The conditions of animals at the proprety still appeared to be violations of K.S.A. §21-6412 (a)(3).
Deputy VanCoevern told us that Vesterberg had been instructed to clean up the area and provide food and water for the animals, but that his actions over the last few days were clearly insufficient. We let VanCoevern and Doctor Wallace at the proprety to continue without our prescence affecting Wallace’s veterinary assessment. Shortly thereafter, VanCoevern called to tell us that Wallace agreed the animals were in a state of neglect, which should prompt cruelty charges for Vesterberg. He added that Wallace decided to visit other properties Vesterberg had containing cattle, but that they so no signs of neglect at those properties.
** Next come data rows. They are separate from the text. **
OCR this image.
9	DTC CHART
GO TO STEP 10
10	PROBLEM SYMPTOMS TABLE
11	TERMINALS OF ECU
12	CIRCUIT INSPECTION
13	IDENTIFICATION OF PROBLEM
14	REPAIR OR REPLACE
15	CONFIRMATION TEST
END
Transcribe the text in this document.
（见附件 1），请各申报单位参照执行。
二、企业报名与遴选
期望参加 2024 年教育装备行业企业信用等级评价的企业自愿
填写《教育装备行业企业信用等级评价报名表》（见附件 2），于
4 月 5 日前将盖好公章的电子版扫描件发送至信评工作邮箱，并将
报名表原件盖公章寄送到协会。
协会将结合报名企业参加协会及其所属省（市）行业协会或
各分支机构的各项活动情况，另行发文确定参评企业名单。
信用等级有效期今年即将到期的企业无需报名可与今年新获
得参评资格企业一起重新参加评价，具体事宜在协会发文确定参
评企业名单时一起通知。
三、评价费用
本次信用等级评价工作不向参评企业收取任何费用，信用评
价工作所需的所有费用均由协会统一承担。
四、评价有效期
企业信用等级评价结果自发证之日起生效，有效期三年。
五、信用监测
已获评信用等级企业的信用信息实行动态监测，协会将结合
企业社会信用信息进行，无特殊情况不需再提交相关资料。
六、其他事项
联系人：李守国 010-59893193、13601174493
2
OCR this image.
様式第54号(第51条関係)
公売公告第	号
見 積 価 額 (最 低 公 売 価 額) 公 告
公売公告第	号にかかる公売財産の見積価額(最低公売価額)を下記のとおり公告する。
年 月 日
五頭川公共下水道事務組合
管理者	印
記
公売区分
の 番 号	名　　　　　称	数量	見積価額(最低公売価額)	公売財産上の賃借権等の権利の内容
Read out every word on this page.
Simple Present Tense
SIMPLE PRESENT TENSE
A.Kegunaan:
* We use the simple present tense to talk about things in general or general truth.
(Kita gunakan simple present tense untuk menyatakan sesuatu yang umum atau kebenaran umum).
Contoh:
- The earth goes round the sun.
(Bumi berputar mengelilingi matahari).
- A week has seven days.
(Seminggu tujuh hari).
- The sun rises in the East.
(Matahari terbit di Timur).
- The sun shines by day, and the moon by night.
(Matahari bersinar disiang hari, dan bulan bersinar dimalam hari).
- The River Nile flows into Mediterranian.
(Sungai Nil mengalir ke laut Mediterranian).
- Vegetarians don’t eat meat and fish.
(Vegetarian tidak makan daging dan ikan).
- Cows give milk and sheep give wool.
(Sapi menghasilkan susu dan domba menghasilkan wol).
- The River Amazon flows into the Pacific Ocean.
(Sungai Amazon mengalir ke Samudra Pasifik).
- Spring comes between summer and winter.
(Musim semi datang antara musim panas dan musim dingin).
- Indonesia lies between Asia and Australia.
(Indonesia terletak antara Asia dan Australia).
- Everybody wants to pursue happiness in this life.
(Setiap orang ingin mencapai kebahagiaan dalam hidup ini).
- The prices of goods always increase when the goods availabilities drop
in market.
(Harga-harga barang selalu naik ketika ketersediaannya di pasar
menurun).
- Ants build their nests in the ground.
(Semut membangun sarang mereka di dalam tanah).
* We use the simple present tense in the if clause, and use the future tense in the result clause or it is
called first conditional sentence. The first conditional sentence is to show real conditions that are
USDA gave Virgil Vesterberg more than $468,000 in subsidies between 1995 and 2020, including $38,003 for livestock.
USDA gave Kevin Vesterberg more than $158,000 in subsidies between 1995 and 2020, including $23,186 for livestock.
The Small Business Administration gave Virgil Vesterberg two PPP loans totaling $33,424 in the first half of 2021 and gave Kevin Vesterberg two PPP loans totaling $41,666 during the same period.